As to how Trump’s arrival at the White House may affect Venezuela, this is also a bit uncertain. But the obvious thing is that the Trump administration needs an antagonist. If Israel and Gaza reach a prolonged peace agreement, beyond the circumstantial ceasefire, and if Trump manages to end the war in Ukraine. The United States will exert greater pressure and interference against Venezuela. Trump is acting psychotically against the Chinese government, his main enemy in the fight to maintain global hegemony. That is why thinking about a “reasonable capitalism” is nonsense, which is why people must unite and organize.

What do we do?

Imagining and organizing a new world, alternative to the power schemes of powers that do not fight to achieve something but rather covet everything that exists is the task of participation and struggle for the forces of emancipation that vibrate in the ideas of social justice. and egalitarianism. National and popular forces with the Latin American perspective of the great Homeland. Because, what is a town, after all? It is not a fixed or eternal idea but an idea that names and summons the possibility of being constituted in each historical stage. That idea indicates less a large number, a large conglomerate, or a conspicuous number of people mobilized than a fluctuating community experiencing an epiphany. A revelation of power, of knowledge, of beauty, of shared knowledge. A social bond, a hug. An experience: a constitutive part of what one is and without which one cannot be, nor continue to be. From Our America it must still be possible to imagine and organize an emancipatory action – spliced ​​with the dimensions of multipolarity and the BRICS – constituted around a popular slogan: Make Antifascism Great Again, on the 80th anniversary of the subordination of archaeological fascism at the hands of the revolution.

Notes

“Flamethrower. Milei and psychotizing fascism” (2024) by Rocco Carbone. In this essay, the Italian-Argentine philosopher maintains that “fascism is a highly psychotizing or maddening political power. And this characteristic is expressed very well in Milei, because Every time Milei speaks he says two things that clash with each other, for example: First he said: ‘Pope Francis is the representative of the evil one on earth’ and then, when he makes a trip to Rome and visits the Vatican, he says: “The Pope is the most important Argentine in history.” In this text, Rocco invites us to resist and combat this political power because “fascism does not imply an idea different from our own, but the death of all ideas.” And he concludes that “Fascism is a tool of capitalism in crisis,” a thought previously postulated (1923) by the feminist and German communist deputy Klara Zetkin (1857-1933) in the text “Fight against fascism. And how to beat it.”

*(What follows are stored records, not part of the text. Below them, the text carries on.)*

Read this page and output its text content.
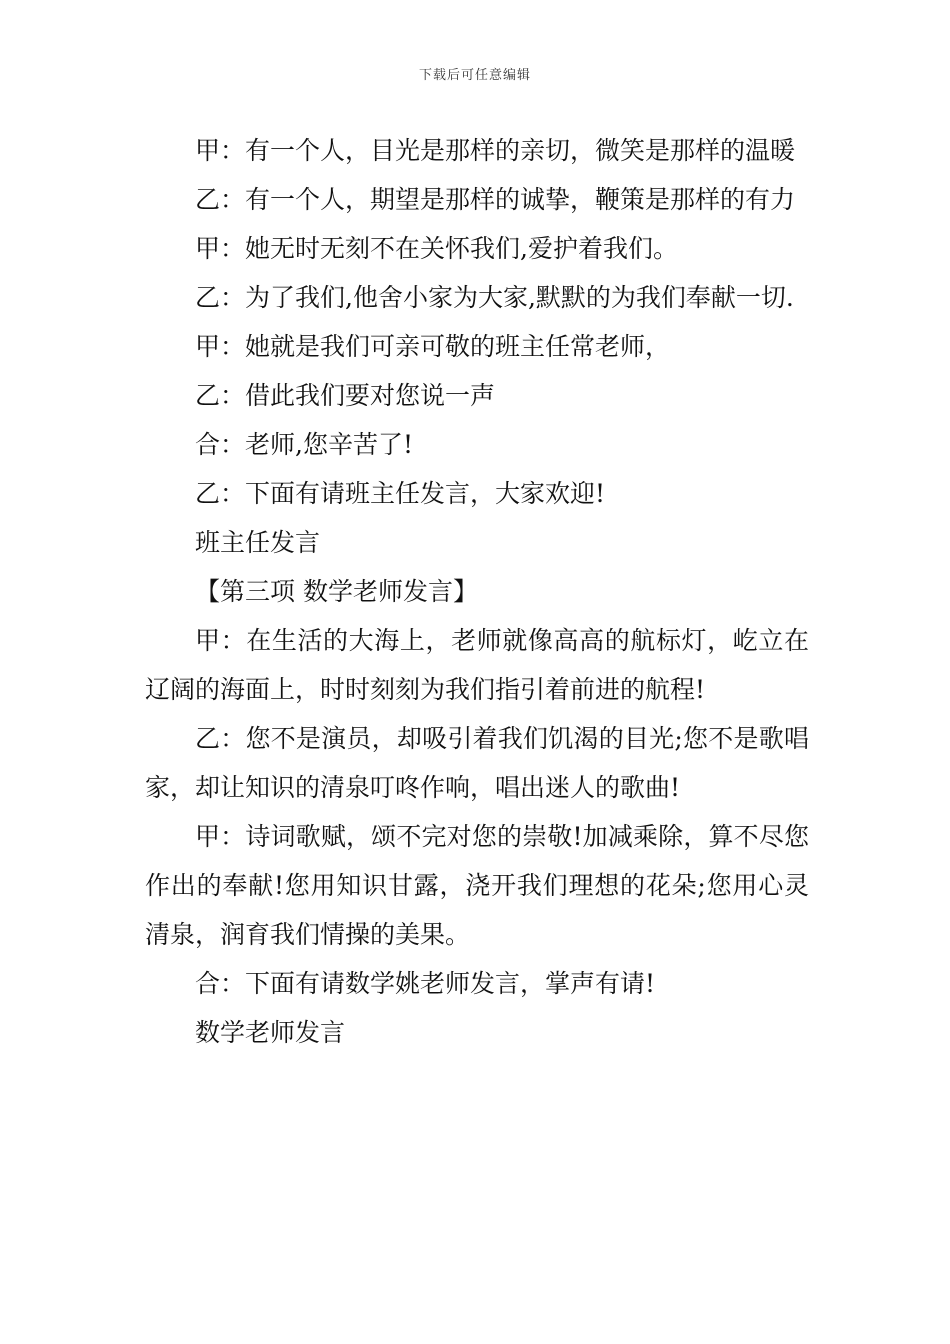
下载后可任意编辑

甲：有一个人，目光是那样的亲切，微笑是那样的温暖

乙：有一个人，期望是那样的诚挚，鞭策是那样的有力

甲：她无时无刻不在关怀我们,爱护着我们。

乙：为了我们,他舍小家为大家,默默的为我们奉献一切.

甲：她就是我们可亲可敬的班主任常老师，

乙：借此我们要对您说一声

合：老师,您辛苦了!

乙：下面有请班主任发言，大家欢迎!

班主任发言

【第三项 数学老师发言】

甲：在生活的大海上，老师就像高高的航标灯，屹立在辽阔的海面上，时时刻刻为我们指引着前进的航程!

乙：您不是演员，却吸引着我们饥渴的目光;您不是歌唱家，却让知识的清泉叮咚作响，唱出迷人的歌曲!

甲：诗词歌赋，颂不完对您的崇敬!加减乘除，算不尽您作出的奉献!您用知识甘露，浇开我们理想的花朵;您用心灵清泉，润育我们情操的美果。

合：下面有请数学姚老师发言，掌声有请!

数学老师发言
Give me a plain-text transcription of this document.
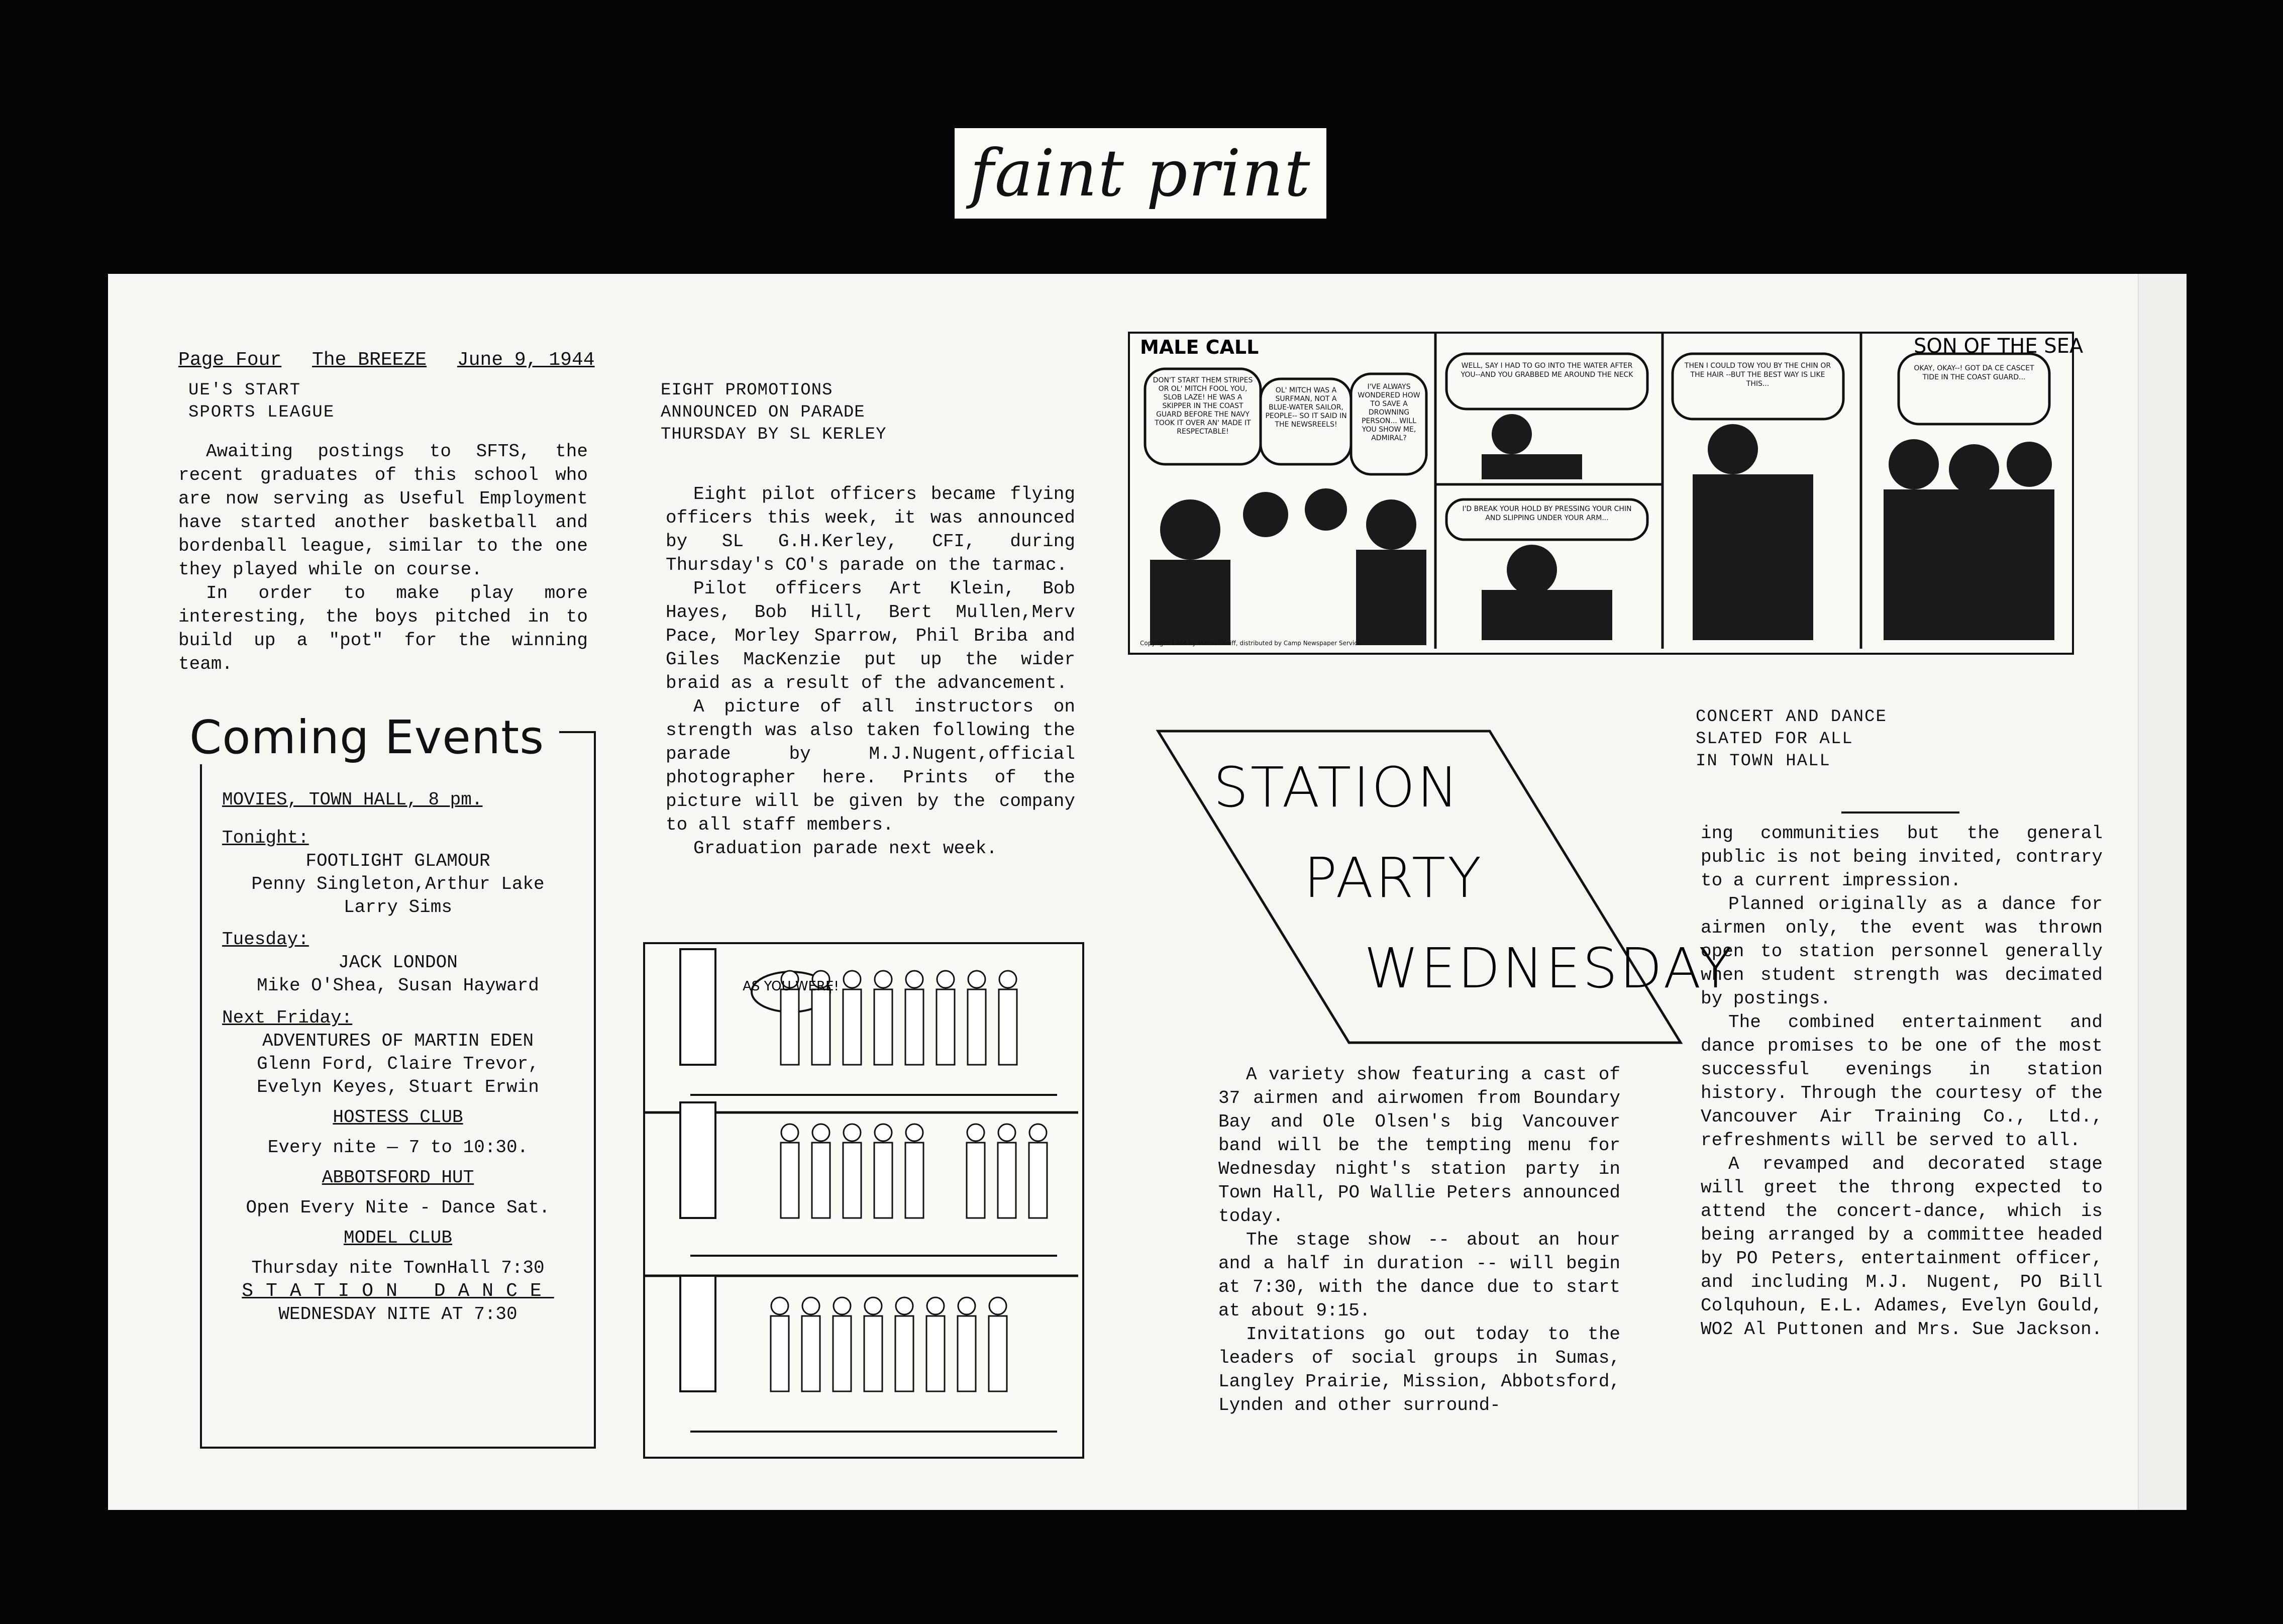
faint print
Page Four The BREEZE June 9, 1944
UE'S START
SPORTS LEAGUE

Awaiting postings to SFTS, the recent graduates of this school who are now serving as Useful Employment have started another basketball and bordenball league, similar to the one they played while on course.

In order to make play more interesting, the boys pitched in to build up a "pot" for the winning team.

Coming Events
MOVIES, TOWN HALL, 8 pm.
Tonight:
FOOTLIGHT GLAMOUR
Penny Singleton,Arthur Lake
Larry Sims
Tuesday:
JACK LONDON
Mike O'Shea, Susan Hayward
Next Friday:
ADVENTURES OF MARTIN EDEN
Glenn Ford, Claire Trevor,
Evelyn Keyes, Stuart Erwin
HOSTESS CLUB
Every nite — 7 to 10:30.
ABBOTSFORD HUT
Open Every Nite - Dance Sat.
MODEL CLUB
Thursday nite TownHall 7:30
STATION DANCE
WEDNESDAY NITE AT 7:30
EIGHT PROMOTIONS
ANNOUNCED ON PARADE
THURSDAY BY SL KERLEY

Eight pilot officers became flying officers this week, it was announced by SL G.H.Kerley, CFI, during Thursday's CO's parade on the tarmac.

Pilot officers Art Klein, Bob Hayes, Bob Hill, Bert Mullen,Merv Pace, Morley Sparrow, Phil Briba and Giles MacKenzie put up the wider braid as a result of the advancement.

A picture of all instructors on strength was also taken following the parade by M.J.Nugent,official photographer here. Prints of the picture will be given by the company to all staff members.

Graduation parade next week.

AS YOU WERE!
MALE CALL	SON OF THE SEA
DON'T START THEM STRIPES OR OL' MITCH FOOL YOU, SLOB LAZE! HE WAS A SKIPPER IN THE COAST GUARD BEFORE THE NAVY TOOK IT OVER AN' MADE IT RESPECTABLE!
OL' MITCH WAS A SURFMAN, NOT A BLUE-WATER SAILOR, PEOPLE-- SO IT SAID IN THE NEWSREELS!
I'VE ALWAYS WONDERED HOW TO SAVE A DROWNING PERSON... WILL YOU SHOW ME, ADMIRAL?
WELL, SAY I HAD TO GO INTO THE WATER AFTER YOU--AND YOU GRABBED ME AROUND THE NECK
I'D BREAK YOUR HOLD BY PRESSING YOUR CHIN AND SLIPPING UNDER YOUR ARM...
THEN I COULD TOW YOU BY THE CHIN OR THE HAIR --BUT THE BEST WAY IS LIKE THIS...
OKAY, OKAY--! GOT DA CE CASCET TIDE IN THE COAST GUARD...
Copyright 1944 by Milton Caniff, distributed by Camp Newspaper Service
STATION
PARTY
WEDNESDAY

A variety show featuring a cast of 37 airmen and airwomen from Boundary Bay and Ole Olsen's big Vancouver band will be the tempting menu for Wednesday night's station party in Town Hall, PO Wallie Peters announced today.

The stage show -- about an hour and a half in duration -- will begin at 7:30, with the dance due to start at about 9:15.

Invitations go out today to the leaders of social groups in Sumas, Langley Prairie, Mission, Abbotsford, Lynden and other surround-

CONCERT AND DANCE
SLATED FOR ALL
IN TOWN HALL

ing communities but the general public is not being invited, contrary to a current impression.

Planned originally as a dance for airmen only, the event was thrown open to station personnel generally when student strength was decimated by postings.

The combined entertainment and dance promises to be one of the most successful evenings in station history. Through the courtesy of the Vancouver Air Training Co., Ltd., refreshments will be served to all.

A revamped and decorated stage will greet the throng expected to attend the concert-dance, which is being arranged by a committee headed by PO Peters, entertainment officer, and including M.J. Nugent, PO Bill Colquhoun, E.L. Adames, Evelyn Gould, WO2 Al Puttonen and Mrs. Sue Jackson.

In “Mafia capital: The hidden logics of power” (2019) the philosopher maintains that: “Organized crime (now nationalized) has a very broad advantage over Argentine democracy and its laws.” In his text, Rocco reviews Latin American history and the recent radicalization of neoliberal governments. It also describes the development of the Mafia, from its origins and how: “in just two generations it stopped being a regional and rural organization to become another, made up of modern, cosmopolitan and refined businessmen, with doctorates, capable of expressing themselves and doing things.” His work has been published in many languages.